The primary versions of the MP5 are the MP5A2 with its fixed buttstock and the MP5A3 with its sliding metal strut stock. The MP5A4 and A5 models are basically the same as the other models, but have the addition of a three-round fully-automatic burst capability.
The MP5SD is a suppressed version for counter-terrorist work and, unlike most other silenced weapons, it does not require the use of subsonic ammunition for effective sound suppression. Using an integral wet technology all aluminum or stainless steel suppressor, it conforms to the normal length and profile of the standard MP5.
The MP5Ks take suppressors as well, but they also have a folding stock for ease of use in tight urban environments or for concealability under outer garments. They have also been used by the U.S. Secret Service. At only 12.8 inches in length, they are most easily recognizable by the small fore-grip under the front of the barrel.
The MP5N model was designed exclusively for the navy and have found wide acceptance within our own SEAL Team units. They were produced to be “marinised” for use in saltwater environments and can be fully submerged and still able to be fired.

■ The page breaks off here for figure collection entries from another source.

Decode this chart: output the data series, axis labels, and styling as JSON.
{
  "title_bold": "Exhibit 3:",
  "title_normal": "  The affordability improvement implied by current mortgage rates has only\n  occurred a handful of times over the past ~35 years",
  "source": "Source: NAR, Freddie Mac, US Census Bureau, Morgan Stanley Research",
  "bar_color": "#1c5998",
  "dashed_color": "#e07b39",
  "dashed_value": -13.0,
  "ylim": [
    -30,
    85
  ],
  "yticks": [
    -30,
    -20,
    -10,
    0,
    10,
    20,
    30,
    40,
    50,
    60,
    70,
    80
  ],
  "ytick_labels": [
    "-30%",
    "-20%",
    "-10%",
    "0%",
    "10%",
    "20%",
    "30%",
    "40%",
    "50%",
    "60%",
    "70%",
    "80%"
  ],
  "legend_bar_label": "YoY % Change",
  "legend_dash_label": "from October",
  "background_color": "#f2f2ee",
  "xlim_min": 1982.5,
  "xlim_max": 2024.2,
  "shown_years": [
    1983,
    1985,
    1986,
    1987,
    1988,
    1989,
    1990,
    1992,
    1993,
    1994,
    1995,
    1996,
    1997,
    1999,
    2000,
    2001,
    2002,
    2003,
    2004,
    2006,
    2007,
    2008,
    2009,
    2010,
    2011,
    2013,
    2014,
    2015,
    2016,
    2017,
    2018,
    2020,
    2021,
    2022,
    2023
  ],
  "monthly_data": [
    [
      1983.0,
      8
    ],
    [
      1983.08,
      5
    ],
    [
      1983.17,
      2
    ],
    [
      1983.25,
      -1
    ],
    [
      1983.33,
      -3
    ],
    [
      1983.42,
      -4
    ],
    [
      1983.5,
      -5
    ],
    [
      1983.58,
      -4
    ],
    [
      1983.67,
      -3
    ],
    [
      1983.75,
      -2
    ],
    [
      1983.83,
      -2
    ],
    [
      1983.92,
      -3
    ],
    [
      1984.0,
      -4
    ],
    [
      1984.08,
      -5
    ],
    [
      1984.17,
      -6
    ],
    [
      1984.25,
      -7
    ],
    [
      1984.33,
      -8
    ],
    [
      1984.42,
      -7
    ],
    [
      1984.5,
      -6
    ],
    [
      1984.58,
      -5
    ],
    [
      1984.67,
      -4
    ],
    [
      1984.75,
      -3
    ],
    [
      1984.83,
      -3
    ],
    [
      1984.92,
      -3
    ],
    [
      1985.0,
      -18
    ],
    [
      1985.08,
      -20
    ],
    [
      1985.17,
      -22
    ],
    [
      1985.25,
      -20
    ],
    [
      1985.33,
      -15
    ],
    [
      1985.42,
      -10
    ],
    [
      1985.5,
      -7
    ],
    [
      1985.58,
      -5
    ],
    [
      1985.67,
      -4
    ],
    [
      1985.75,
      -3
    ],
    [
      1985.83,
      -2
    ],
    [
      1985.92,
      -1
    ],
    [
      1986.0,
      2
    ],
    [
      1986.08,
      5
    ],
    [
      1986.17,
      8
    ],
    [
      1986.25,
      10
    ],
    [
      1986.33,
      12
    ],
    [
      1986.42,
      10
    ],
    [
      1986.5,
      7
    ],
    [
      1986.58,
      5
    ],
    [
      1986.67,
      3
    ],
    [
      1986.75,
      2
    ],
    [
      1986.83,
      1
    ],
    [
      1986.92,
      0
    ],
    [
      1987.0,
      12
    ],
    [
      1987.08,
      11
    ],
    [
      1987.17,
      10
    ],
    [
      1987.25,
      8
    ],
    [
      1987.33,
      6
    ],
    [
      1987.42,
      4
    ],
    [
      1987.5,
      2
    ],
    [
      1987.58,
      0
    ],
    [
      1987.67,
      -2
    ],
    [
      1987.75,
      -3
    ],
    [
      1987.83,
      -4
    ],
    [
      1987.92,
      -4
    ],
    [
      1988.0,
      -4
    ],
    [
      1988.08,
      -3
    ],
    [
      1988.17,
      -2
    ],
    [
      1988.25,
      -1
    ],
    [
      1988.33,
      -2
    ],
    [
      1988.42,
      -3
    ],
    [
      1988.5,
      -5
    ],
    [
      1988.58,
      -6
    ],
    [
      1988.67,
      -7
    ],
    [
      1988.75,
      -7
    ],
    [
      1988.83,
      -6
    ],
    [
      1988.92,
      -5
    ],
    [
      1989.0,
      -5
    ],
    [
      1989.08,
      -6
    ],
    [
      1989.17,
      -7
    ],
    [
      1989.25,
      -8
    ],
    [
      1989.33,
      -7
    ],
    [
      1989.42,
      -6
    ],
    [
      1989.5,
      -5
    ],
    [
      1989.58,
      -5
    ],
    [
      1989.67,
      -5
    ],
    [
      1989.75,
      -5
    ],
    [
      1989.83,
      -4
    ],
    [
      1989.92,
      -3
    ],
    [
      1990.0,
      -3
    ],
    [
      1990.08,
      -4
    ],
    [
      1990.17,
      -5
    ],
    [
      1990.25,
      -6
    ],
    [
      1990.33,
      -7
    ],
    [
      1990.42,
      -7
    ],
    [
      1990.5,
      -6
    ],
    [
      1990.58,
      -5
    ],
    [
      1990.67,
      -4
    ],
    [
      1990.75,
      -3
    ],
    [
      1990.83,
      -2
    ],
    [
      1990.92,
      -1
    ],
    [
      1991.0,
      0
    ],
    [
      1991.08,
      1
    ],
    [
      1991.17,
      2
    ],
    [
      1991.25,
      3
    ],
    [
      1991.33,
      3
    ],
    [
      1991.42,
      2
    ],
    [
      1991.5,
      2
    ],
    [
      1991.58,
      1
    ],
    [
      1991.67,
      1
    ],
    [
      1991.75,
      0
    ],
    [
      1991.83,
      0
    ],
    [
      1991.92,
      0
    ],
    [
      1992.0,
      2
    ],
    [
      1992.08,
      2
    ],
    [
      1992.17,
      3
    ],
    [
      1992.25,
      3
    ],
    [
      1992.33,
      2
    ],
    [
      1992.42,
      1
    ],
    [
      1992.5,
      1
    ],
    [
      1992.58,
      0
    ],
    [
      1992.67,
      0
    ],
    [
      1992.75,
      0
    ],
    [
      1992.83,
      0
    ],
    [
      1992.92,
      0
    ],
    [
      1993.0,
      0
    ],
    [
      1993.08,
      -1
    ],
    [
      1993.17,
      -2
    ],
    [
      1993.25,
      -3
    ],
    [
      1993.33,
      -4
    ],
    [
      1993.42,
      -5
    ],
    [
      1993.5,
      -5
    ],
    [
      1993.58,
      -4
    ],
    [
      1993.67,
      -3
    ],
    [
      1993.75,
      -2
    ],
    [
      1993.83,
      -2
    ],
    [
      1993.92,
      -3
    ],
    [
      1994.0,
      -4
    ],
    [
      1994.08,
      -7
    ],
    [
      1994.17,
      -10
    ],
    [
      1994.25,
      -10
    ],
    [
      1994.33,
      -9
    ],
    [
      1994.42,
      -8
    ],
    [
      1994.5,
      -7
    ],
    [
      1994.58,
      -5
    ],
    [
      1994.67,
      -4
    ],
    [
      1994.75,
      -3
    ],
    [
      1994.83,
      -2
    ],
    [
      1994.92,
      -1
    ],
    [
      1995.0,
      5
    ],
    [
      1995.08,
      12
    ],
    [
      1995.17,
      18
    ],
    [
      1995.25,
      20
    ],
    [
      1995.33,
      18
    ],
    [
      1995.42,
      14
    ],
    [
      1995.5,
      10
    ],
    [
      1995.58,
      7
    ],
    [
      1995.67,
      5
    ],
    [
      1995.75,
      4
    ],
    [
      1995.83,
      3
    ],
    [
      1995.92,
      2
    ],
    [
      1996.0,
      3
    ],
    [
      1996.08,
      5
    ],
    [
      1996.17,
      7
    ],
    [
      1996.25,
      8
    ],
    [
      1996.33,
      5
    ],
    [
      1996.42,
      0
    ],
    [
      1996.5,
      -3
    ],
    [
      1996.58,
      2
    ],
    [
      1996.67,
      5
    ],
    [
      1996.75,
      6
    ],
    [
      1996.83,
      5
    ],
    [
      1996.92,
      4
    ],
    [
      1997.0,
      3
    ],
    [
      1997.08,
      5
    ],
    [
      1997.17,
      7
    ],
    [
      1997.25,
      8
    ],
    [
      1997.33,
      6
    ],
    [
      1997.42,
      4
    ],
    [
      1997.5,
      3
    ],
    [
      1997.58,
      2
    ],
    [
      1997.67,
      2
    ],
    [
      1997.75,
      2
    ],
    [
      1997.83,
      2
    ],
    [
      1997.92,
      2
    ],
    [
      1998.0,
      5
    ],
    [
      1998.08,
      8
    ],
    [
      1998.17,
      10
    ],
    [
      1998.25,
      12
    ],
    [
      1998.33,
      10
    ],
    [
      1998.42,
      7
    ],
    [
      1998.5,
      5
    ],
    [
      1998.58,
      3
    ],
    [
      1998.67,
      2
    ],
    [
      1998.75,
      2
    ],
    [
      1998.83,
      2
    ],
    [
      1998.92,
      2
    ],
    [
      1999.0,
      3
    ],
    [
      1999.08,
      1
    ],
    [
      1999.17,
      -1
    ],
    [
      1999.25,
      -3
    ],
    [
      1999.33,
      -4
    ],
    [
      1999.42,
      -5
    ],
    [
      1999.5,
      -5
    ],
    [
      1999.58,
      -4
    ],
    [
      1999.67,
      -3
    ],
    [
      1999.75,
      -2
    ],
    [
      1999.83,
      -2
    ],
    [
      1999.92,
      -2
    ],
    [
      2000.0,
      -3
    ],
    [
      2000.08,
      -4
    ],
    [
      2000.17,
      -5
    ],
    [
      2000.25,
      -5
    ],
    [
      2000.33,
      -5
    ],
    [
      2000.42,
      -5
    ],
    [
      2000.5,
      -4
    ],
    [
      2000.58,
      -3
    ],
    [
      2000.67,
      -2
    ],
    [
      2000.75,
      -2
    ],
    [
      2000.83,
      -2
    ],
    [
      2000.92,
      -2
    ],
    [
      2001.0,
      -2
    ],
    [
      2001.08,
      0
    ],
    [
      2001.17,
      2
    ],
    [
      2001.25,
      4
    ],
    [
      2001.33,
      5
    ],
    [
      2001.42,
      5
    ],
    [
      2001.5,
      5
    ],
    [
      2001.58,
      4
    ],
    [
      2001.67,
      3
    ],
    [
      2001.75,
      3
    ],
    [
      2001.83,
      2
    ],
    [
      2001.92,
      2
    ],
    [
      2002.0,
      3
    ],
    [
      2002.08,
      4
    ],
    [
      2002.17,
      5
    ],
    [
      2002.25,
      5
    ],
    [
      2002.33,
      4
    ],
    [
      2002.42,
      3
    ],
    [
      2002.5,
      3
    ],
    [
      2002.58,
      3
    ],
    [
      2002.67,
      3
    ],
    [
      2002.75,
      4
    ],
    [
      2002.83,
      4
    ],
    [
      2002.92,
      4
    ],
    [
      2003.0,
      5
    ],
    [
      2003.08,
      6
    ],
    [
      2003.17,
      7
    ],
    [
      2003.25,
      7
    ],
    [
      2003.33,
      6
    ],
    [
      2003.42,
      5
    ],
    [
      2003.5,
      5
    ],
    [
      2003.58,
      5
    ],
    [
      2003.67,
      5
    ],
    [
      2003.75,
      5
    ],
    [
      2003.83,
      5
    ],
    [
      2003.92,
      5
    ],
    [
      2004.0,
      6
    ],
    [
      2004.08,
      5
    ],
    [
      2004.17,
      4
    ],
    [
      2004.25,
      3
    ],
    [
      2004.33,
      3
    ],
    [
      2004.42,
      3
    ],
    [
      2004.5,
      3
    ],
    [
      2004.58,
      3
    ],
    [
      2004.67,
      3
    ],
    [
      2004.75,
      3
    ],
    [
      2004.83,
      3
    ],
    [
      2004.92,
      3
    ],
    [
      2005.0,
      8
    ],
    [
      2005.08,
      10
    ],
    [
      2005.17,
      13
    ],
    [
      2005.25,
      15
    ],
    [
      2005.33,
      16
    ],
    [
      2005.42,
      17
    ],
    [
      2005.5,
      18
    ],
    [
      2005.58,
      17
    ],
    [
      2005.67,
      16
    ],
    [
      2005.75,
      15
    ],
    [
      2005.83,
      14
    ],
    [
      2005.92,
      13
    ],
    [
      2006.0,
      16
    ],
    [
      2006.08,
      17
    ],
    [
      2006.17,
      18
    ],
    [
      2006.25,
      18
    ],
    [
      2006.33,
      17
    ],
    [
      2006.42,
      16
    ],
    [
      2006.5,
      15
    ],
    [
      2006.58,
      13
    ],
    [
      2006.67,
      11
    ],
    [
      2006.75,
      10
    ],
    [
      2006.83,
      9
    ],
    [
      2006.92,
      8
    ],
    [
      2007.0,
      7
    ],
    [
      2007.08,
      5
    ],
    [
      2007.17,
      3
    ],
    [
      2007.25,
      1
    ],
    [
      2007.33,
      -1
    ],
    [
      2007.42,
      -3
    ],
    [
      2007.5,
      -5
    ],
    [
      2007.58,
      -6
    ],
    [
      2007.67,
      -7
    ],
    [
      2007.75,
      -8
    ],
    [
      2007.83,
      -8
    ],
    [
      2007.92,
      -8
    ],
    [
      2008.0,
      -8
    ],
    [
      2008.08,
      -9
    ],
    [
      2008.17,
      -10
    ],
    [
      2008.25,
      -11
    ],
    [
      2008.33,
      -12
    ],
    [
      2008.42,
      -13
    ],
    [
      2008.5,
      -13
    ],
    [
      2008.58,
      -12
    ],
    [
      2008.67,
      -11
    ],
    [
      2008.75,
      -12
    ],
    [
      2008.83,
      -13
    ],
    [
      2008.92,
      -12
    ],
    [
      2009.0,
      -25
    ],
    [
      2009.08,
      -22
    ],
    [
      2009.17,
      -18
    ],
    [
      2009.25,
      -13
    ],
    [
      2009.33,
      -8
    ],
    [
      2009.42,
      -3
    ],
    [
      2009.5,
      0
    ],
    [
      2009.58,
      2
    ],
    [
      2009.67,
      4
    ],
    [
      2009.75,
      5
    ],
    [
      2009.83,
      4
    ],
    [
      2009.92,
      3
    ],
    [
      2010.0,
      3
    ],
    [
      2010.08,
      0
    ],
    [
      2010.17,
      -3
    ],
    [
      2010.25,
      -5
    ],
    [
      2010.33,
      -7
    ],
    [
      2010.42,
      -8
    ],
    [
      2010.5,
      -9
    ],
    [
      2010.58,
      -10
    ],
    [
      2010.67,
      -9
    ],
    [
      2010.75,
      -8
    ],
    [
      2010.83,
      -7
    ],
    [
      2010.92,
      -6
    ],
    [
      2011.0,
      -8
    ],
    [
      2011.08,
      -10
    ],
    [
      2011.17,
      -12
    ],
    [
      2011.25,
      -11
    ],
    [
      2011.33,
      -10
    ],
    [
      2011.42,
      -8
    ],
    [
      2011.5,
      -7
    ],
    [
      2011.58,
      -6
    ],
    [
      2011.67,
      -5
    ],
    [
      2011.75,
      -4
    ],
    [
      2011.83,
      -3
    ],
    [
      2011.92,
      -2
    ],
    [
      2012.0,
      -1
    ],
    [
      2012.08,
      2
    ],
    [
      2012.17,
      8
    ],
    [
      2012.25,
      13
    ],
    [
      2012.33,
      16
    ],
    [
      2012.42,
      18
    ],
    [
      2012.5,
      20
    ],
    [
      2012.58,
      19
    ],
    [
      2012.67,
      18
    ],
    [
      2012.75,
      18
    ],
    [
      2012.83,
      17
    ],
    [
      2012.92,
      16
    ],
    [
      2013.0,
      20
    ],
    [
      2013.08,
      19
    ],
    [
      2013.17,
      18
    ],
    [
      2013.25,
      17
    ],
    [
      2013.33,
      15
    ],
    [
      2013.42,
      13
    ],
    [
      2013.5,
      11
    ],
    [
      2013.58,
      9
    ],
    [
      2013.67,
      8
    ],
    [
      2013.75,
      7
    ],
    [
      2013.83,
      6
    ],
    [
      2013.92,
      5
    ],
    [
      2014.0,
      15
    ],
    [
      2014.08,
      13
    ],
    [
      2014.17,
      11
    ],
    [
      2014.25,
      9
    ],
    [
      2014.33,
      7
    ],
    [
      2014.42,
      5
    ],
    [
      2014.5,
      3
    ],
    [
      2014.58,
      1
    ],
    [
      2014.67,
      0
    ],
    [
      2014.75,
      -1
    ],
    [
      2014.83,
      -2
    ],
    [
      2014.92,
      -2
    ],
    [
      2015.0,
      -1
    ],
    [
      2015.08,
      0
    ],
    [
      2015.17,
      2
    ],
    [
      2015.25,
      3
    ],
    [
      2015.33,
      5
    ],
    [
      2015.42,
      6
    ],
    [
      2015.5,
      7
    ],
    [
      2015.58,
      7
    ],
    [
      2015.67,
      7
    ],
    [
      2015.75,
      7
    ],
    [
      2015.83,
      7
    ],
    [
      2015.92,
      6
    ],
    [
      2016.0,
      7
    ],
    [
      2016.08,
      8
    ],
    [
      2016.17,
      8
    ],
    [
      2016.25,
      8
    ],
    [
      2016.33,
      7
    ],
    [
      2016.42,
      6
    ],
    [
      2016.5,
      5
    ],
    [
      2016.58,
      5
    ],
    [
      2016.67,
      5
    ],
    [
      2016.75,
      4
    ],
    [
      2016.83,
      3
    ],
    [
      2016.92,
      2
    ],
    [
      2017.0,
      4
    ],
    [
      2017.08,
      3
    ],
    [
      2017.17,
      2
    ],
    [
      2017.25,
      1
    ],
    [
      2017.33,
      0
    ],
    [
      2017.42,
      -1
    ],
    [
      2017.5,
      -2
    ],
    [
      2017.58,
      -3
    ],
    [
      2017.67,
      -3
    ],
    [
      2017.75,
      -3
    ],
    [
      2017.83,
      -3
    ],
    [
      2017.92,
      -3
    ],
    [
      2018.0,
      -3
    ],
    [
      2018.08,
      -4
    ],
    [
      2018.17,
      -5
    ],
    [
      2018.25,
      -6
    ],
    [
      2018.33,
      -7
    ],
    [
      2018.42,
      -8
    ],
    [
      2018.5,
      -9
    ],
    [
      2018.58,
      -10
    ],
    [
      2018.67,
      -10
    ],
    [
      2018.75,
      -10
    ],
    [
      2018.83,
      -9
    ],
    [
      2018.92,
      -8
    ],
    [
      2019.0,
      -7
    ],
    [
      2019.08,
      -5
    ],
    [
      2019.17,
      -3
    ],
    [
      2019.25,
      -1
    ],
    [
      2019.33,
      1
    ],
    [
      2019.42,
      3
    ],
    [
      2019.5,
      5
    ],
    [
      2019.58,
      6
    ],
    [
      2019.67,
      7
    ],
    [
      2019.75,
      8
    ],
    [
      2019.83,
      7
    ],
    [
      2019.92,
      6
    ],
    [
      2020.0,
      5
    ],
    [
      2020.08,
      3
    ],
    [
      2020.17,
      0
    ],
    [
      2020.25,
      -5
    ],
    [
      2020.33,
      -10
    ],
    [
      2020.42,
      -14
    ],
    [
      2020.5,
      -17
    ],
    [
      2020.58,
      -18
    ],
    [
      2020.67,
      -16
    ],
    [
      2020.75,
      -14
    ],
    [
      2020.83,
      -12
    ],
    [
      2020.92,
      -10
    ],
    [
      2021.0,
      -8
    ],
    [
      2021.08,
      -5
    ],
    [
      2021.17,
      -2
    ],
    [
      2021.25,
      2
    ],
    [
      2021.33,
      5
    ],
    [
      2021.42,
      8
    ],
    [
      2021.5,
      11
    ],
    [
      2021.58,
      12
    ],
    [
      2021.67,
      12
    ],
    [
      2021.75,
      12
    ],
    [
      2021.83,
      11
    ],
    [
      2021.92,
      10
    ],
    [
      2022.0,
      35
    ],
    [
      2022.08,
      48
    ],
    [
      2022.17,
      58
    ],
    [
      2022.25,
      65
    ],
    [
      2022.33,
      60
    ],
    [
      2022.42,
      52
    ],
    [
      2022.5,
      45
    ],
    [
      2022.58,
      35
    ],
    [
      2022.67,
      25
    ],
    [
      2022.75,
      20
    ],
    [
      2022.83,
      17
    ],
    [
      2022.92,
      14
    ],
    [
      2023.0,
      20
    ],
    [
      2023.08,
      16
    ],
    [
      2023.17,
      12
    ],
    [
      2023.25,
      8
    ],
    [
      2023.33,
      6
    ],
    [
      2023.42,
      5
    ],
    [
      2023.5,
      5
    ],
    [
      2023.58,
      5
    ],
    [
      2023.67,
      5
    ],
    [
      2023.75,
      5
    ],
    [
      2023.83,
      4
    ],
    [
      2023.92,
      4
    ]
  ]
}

The German GSG-9 counter terrorism units all carry various models of the MP5. It has a standard muzzle velocity of 1,312 feet per second and a rate of fire at 800 rounds per minute. Most magazines carry between 15 to 30 rounds, but some have been converted to carry 50 rounds. In order to satisfy U.S. law enforcement requirements, Heckler and Koch introduced the MP5 chambered for the 10mm round, followed by other versions chambered for .40 Smith and Wesson and .45 Colt rounds. That MP5SF is a single-fire weapon with semi-automatic only configurations to satisfy Americans without a class three license.